Her şeye rağmen afetin sıcağı sıcağına hissedildiği anlarda sivil örgütlenmeler iyi ki var dedik.
AFAD’ın böylesine büyük bir felakette yetersiz kaldığı günlerde yine iyi ki sivil toplum gücümüz var dedik.
Dayanışma gücümüzle memleketimizin her köşesinden destek yağdı. Yurt dışında yaşayan üst düzey yöneticiler, doktorlar Türkiye’de güvendikleri derneklerin hesaplarına destekte bulundular.
Hamdi Ulukaya'dan 1 milyon dolar
Türk iş insanı Hamdi Ulukaya, sosyal medya hesaplarından yaptığı çağrıda, merkezi Amerika’da bulunan ve Türkiye’de geçmişte yaşanan afetlerde de önemli bir yardım köprüsü görevi gören sivil toplum kuruluşu Turkish Philanthrgoy Funds aracılığıyla başlatılan Türkiye Deprem Fonu’na 1 milyon dolar bağışladığını açıkladı.

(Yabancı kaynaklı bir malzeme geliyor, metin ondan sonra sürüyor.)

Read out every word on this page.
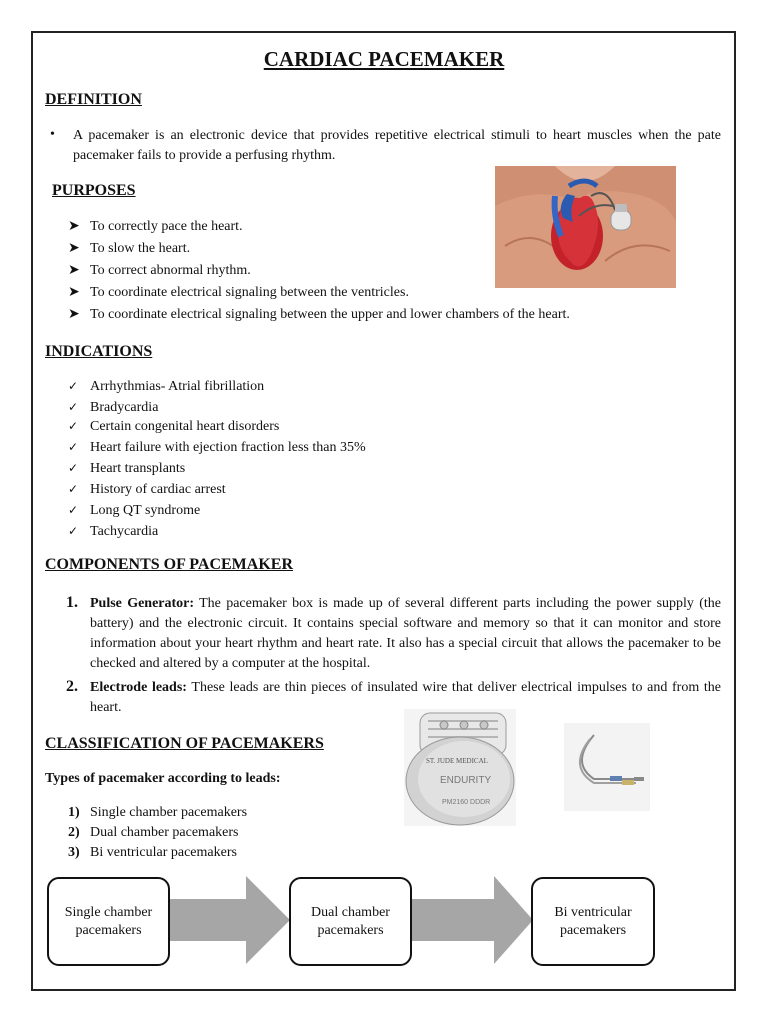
CARDIAC PACEMAKER
DEFINITION
• A pacemaker is an electronic device that provides repetitive electrical stimuli to heart muscles when the pate pacemaker fails to provide a perfusing rhythm.
PURPOSES
➤ To correctly pace the heart.
➤ To slow the heart.
➤ To correct abnormal rhythm.
➤ To coordinate electrical signaling between the ventricles.
➤ To coordinate electrical signaling between the upper and lower chambers of the heart.
INDICATIONS
✓ Arrhythmias- Atrial fibrillation
✓ Bradycardia
✓ Certain congenital heart disorders
✓ Heart failure with ejection fraction less than 35%
✓ Heart transplants
✓ History of cardiac arrest
✓ Long QT syndrome
✓ Tachycardia
COMPONENTS OF PACEMAKER
1. Pulse Generator: The pacemaker box is made up of several different parts including the power supply (the battery) and the electronic circuit. It contains special software and memory so that it can monitor and store information about your heart rhythm and heart rate. It also has a special circuit that allows the pacemaker to be checked and altered by a computer at the hospital.
2. Electrode leads: These leads are thin pieces of insulated wire that deliver electrical impulses to and from the heart.
CLASSIFICATION OF PACEMAKERS
Types of pacemaker according to leads:
1) Single chamber pacemakers
2) Dual chamber pacemakers
3) Bi ventricular pacemakers
ST. JUDE MEDICAL
ENDURITY
PM2160 DDDR
Single chamber
pacemakers
Dual chamber
pacemakers
Bi ventricular
pacemakers
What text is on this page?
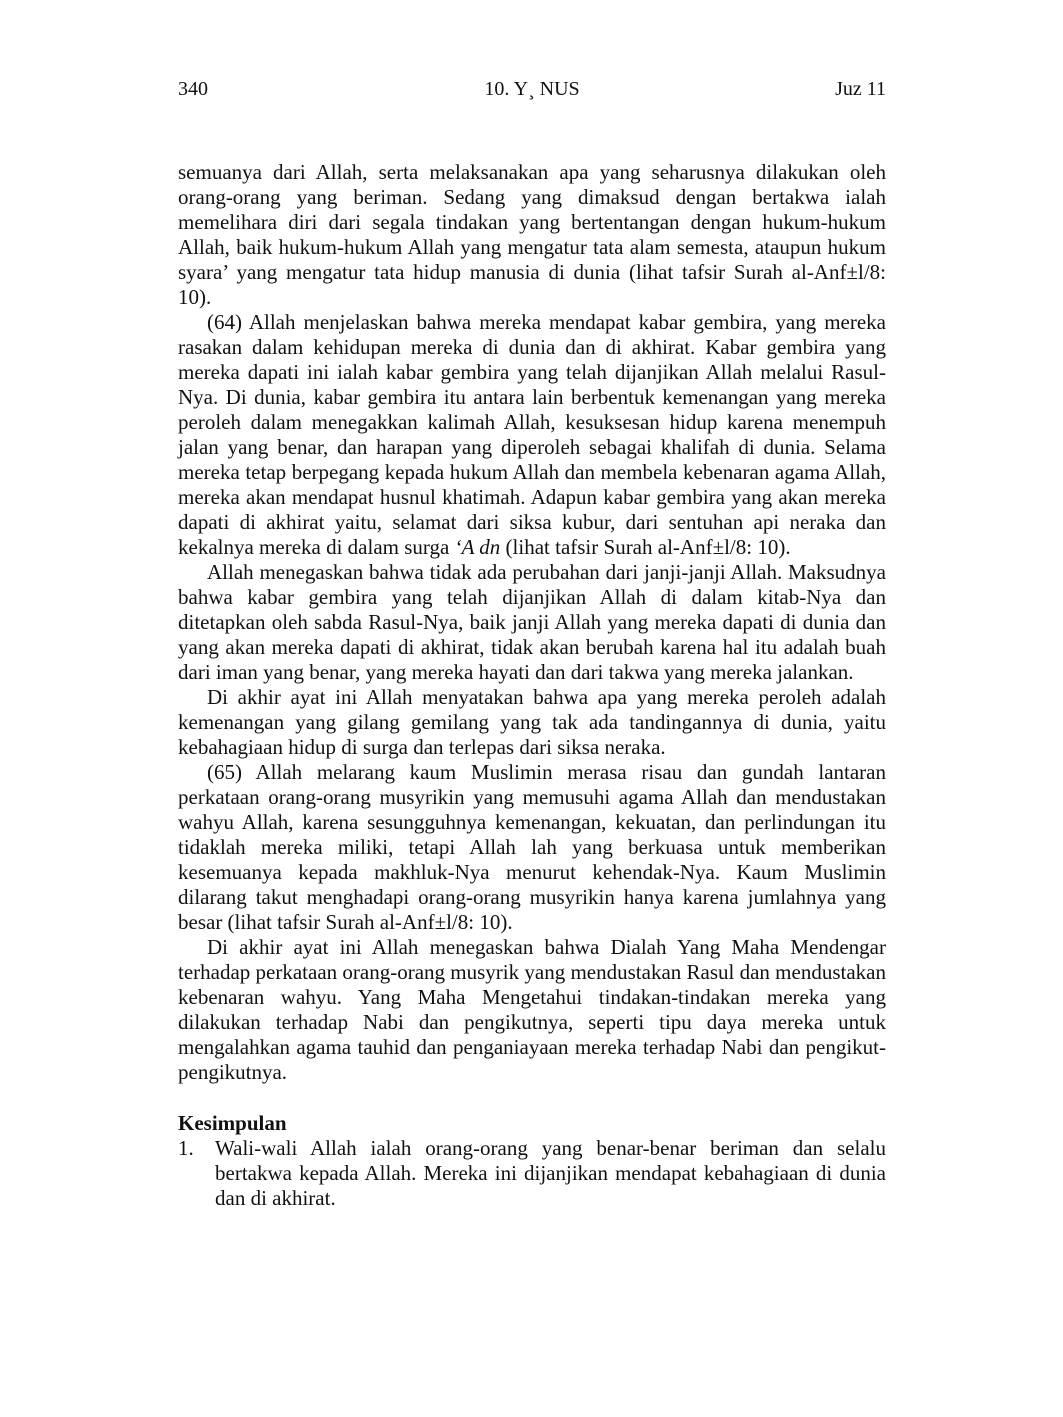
340	10. Y¸ NUS	Juz 11

semuanya dari Allah, serta melaksanakan apa yang seharusnya dilakukan oleh orang-orang yang beriman. Sedang yang dimaksud dengan bertakwa ialah memelihara diri dari segala tindakan yang bertentangan dengan hukum-hukum Allah, baik hukum-hukum Allah yang mengatur tata alam semesta, ataupun hukum syara’ yang mengatur tata hidup manusia di dunia (lihat tafsir Surah al-Anf±l/8: 10).

(64) Allah menjelaskan bahwa mereka mendapat kabar gembira, yang mereka rasakan dalam kehidupan mereka di dunia dan di akhirat. Kabar gembira yang mereka dapati ini ialah kabar gembira yang telah dijanjikan Allah melalui Rasul-Nya. Di dunia, kabar gembira itu antara lain berbentuk kemenangan yang mereka peroleh dalam menegakkan kalimah Allah, kesuksesan hidup karena menempuh jalan yang benar, dan harapan yang diperoleh sebagai khalifah di dunia. Selama mereka tetap berpegang kepada hukum Allah dan membela kebenaran agama Allah, mereka akan mendapat husnul khatimah. Adapun kabar gembira yang akan mereka dapati di akhirat yaitu, selamat dari siksa kubur, dari sentuhan api neraka dan kekalnya mereka di dalam surga ‘A dn (lihat tafsir Surah al-Anf±l/8: 10).

Allah menegaskan bahwa tidak ada perubahan dari janji-janji Allah. Maksudnya bahwa kabar gembira yang telah dijanjikan Allah di dalam kitab-Nya dan ditetapkan oleh sabda Rasul-Nya, baik janji Allah yang mereka dapati di dunia dan yang akan mereka dapati di akhirat, tidak akan berubah karena hal itu adalah buah dari iman yang benar, yang mereka hayati dan dari takwa yang mereka jalankan.

Di akhir ayat ini Allah menyatakan bahwa apa yang mereka peroleh adalah kemenangan yang gilang gemilang yang tak ada tandingannya di dunia, yaitu kebahagiaan hidup di surga dan terlepas dari siksa neraka.

(65) Allah melarang kaum Muslimin merasa risau dan gundah lantaran perkataan orang-orang musyrikin yang memusuhi agama Allah dan mendustakan wahyu Allah, karena sesungguhnya kemenangan, kekuatan, dan perlindungan itu tidaklah mereka miliki, tetapi Allah lah yang berkuasa untuk memberikan kesemuanya kepada makhluk-Nya menurut kehendak-Nya. Kaum Muslimin dilarang takut menghadapi orang-orang musyrikin hanya karena jumlahnya yang besar (lihat tafsir Surah al-Anf±l/8: 10).

Di akhir ayat ini Allah menegaskan bahwa Dialah Yang Maha Mendengar terhadap perkataan orang-orang musyrik yang mendustakan Rasul dan mendustakan kebenaran wahyu. Yang Maha Mengetahui tindakan-tindakan mereka yang dilakukan terhadap Nabi dan pengikutnya, seperti tipu daya mereka untuk mengalahkan agama tauhid dan penganiayaan mereka terhadap Nabi dan pengikut-pengikutnya.

Kesimpulan
1. Wali-wali Allah ialah orang-orang yang benar-benar beriman dan selalu bertakwa kepada Allah. Mereka ini dijanjikan mendapat kebahagiaan di dunia dan di akhirat.
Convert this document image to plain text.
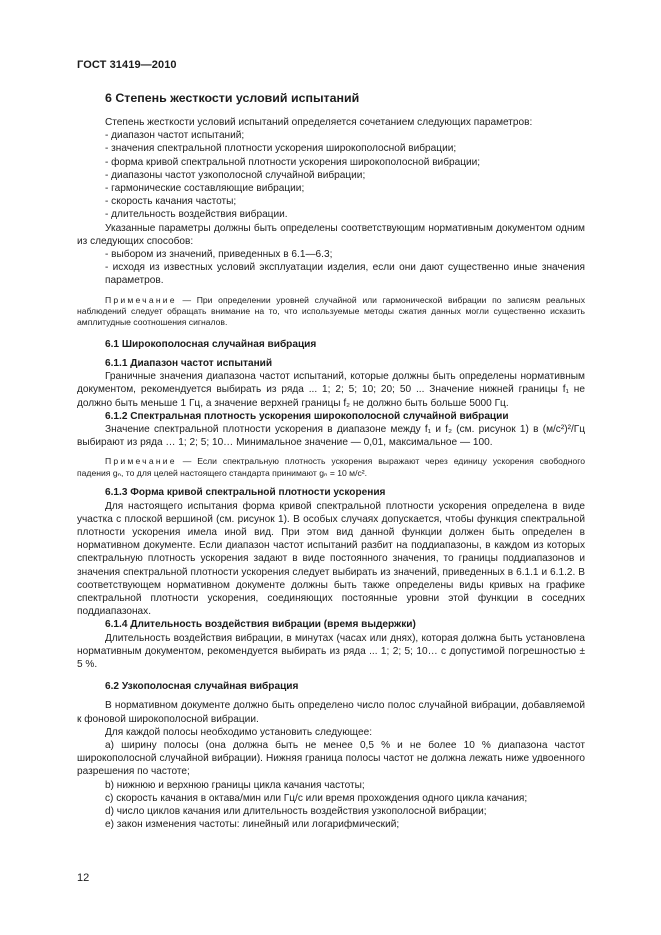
ГОСТ 31419—2010
6 Степень жесткости условий испытаний

Степень жесткости условий испытаний определяется сочетанием следующих параметров:

- диапазон частот испытаний;

- значения спектральной плотности ускорения широкополосной вибрации;

- форма кривой спектральной плотности ускорения широкополосной вибрации;

- диапазоны частот узкополосной случайной вибрации;

- гармонические составляющие вибрации;

- скорость качания частоты;

- длительность воздействия вибрации.

Указанные параметры должны быть определены соответствующим нормативным документом одним из следующих способов:

- выбором из значений, приведенных в 6.1—6.3;

- исходя из известных условий эксплуатации изделия, если они дают существенно иные значения параметров.

Примечание — При определении уровней случайной или гармонической вибрации по записям реальных наблюдений следует обращать внимание на то, что используемые методы сжатия данных могли существенно исказить амплитудные соотношения сигналов.

6.1 Широкополосная случайная вибрация
6.1.1 Диапазон частот испытаний

Граничные значения диапазона частот испытаний, которые должны быть определены нормативным документом, рекомендуется выбирать из ряда ... 1; 2; 5; 10; 20; 50 ... Значение нижней границы f₁ не должно быть меньше 1 Гц, а значение верхней границы f₂ не должно быть больше 5000 Гц.

6.1.2 Спектральная плотность ускорения широкополосной случайной вибрации

Значение спектральной плотности ускорения в диапазоне между f₁ и f₂ (см. рисунок 1) в (м/с²)²/Гц выбирают из ряда … 1; 2; 5; 10… Минимальное значение — 0,01, максимальное — 100.

Примечание — Если спектральную плотность ускорения выражают через единицу ускорения свободного падения gₙ, то для целей настоящего стандарта принимают gₙ = 10 м/с².

6.1.3 Форма кривой спектральной плотности ускорения

Для настоящего испытания форма кривой спектральной плотности ускорения определена в виде участка с плоской вершиной (см. рисунок 1). В особых случаях допускается, чтобы функция спектральной плотности ускорения имела иной вид. При этом вид данной функции должен быть определен в нормативном документе. Если диапазон частот испытаний разбит на поддиапазоны, в каждом из которых спектральную плотность ускорения задают в виде постоянного значения, то границы поддиапазонов и значения спектральной плотности ускорения следует выбирать из значений, приведенных в 6.1.1 и 6.1.2. В соответствующем нормативном документе должны быть также определены виды кривых на графике спектральной плотности ускорения, соединяющих постоянные уровни этой функции в соседних поддиапазонах.

6.1.4 Длительность воздействия вибрации (время выдержки)

Длительность воздействия вибрации, в минутах (часах или днях), которая должна быть установлена нормативным документом, рекомендуется выбирать из ряда ... 1; 2; 5; 10… с допустимой погрешностью ± 5 %.

6.2 Узкополосная случайная вибрация

В нормативном документе должно быть определено число полос случайной вибрации, добавляемой к фоновой широкополосной вибрации.

Для каждой полосы необходимо установить следующее:

а) ширину полосы (она должна быть не менее 0,5 % и не более 10 % диапазона частот широкополосной случайной вибрации). Нижняя граница полосы частот не должна лежать ниже удвоенного разрешения по частоте;

b) нижнюю и верхнюю границы цикла качания частоты;

c) скорость качания в октава/мин или Гц/с или время прохождения одного цикла качания;

d) число циклов качания или длительность воздействия узкополосной вибрации;

e) закон изменения частоты: линейный или логарифмический;

12
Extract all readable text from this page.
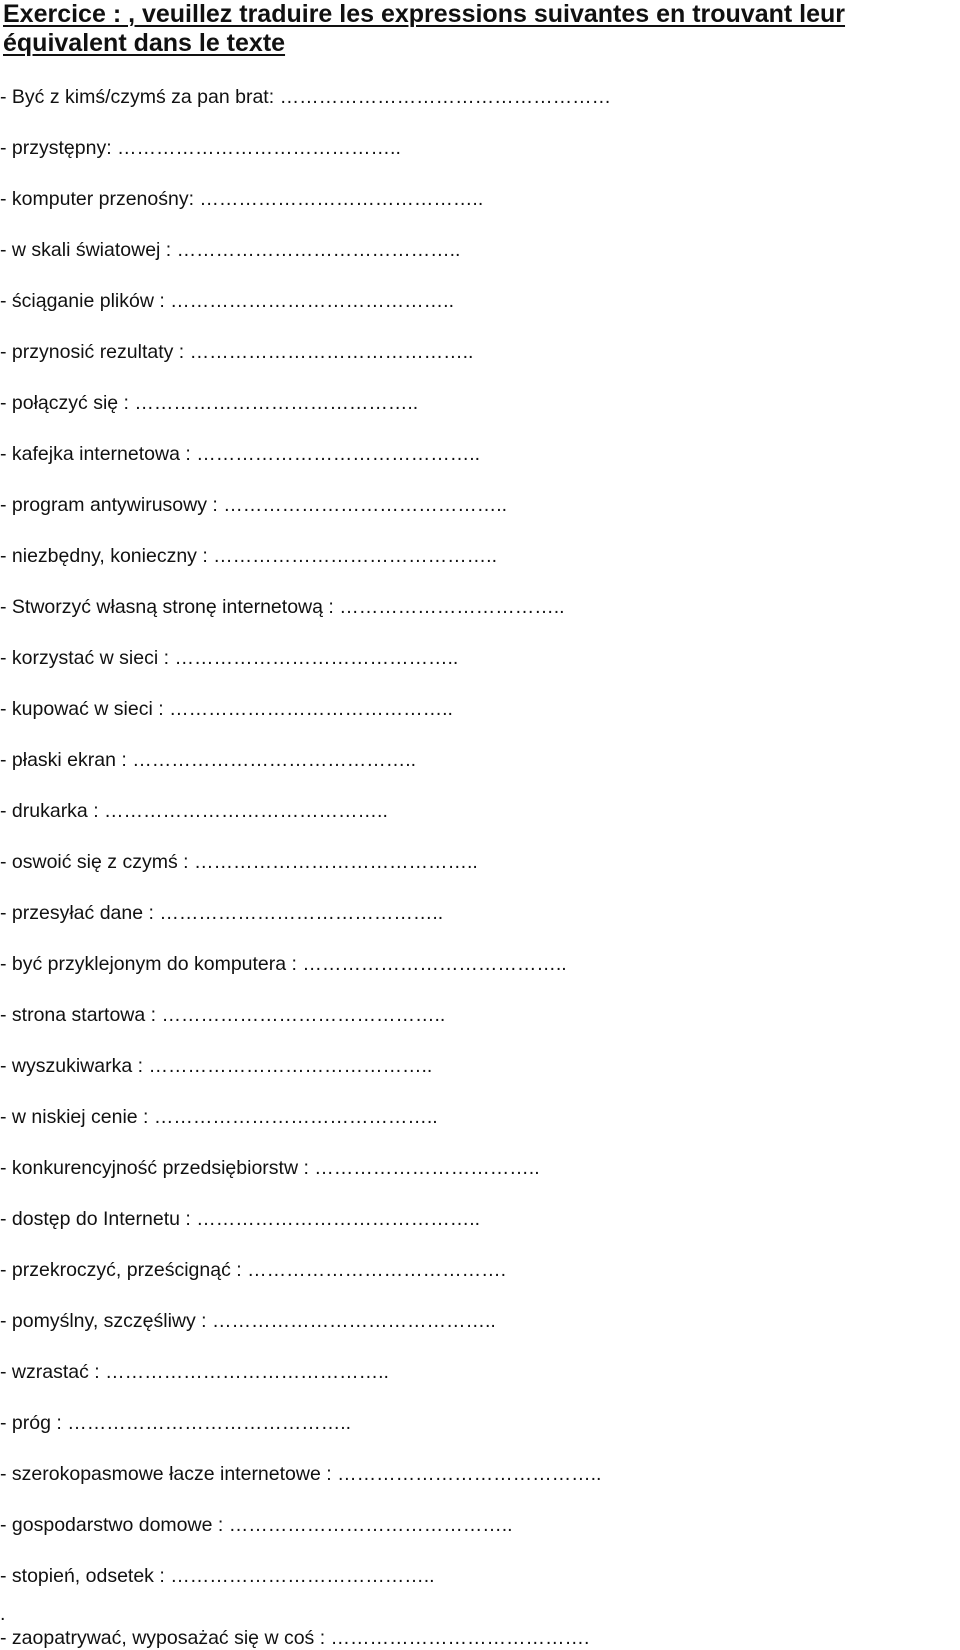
Exercice : , veuillez traduire les expressions suivantes en trouvant leur équivalent dans le texte
- Być z kimś/czymś za pan brat: ……………………………………………
- przystępny: ……………………………………..
- komputer przenośny: ……………………………………..
- w skali światowej : ……………………………………..
- ściąganie plików : ……………………………………..
- przynosić rezultaty : ……………………………………..
- połączyć się : ……………………………………..
- kafejka internetowa : ……………………………………..
- program antywirusowy : ……………………………………..
- niezbędny, konieczny : ……………………………………..
- Stworzyć własną stronę internetową : ……………………………..
- korzystać w sieci : ……………………………………..
- kupować w sieci : ……………………………………..
- płaski ekran : ……………………………………..
- drukarka : ……………………………………..
- oswoić się z czymś : ……………………………………..
- przesyłać dane : ……………………………………..
- być przyklejonym do komputera : …………………………………..
- strona startowa : ……………………………………..
- wyszukiwarka : ……………………………………..
- w niskiej cenie : ……………………………………..
- konkurencyjność przedsiębiorstw : ……………………………..
- dostęp do Internetu : ……………………………………..
- przekroczyć, prześcignąć : ………………………………….
- pomyślny, szczęśliwy : ……………………………………..
- wzrastać : ……………………………………..
- próg : ……………………………………..
- szerokopasmowe łacze internetowe : …………………………………..
- gospodarstwo domowe : ……………………………………..
- stopień, odsetek : …………………………………..
.
- zaopatrywać, wyposażać się w coś : ………………………………….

“Yardımın böylesine yazılması doğru mu” demeyin. Çok büyük bir felaket ve büyük bir acıyı taşıyacağız birlikte. Örnek olmalı sivil toplumun yaptıkları, iş insanlarının çabaları.
Ben bu satırları yazarken hala arama kurtarma ekiplerinin ulaşamadığı yerler vardı. Vinç ihtiyacı çok fazlaydı. Vinç olan bazı yerlerde operatör bulunamıyordu. Hala “ekmek-su bulamıyoruz” diyen insanlar vardı.
İnsanları uykuda yakalayan bu şiddetli deprem öldürdü, kağıttan binalar öldürdü, koordinasyonsuzluk öldürdü. Geride binlerce çocuk annesiz babasız kaldı, binlerce insan yakınlarını kaybetti, evlerini kaybetti.
Yıkılan 10 kentimiz var. Barınma, yaşama yeniden tutunmaları için çok büyük desteğe ihtiyaç var.
Ben yine en çok sivil toplum örgütlerinden, gönüllü insanlarımızdan umutluyum.
Depremzedelerin tüm ihtiyaçlarını birlikte saracağız, evsiz kalanlara birlikte sahip çıkacağız. Sonrasının da çok zor olduğunu bilerek yapacağız bunları ve umarım bu kez ders çıkarırız.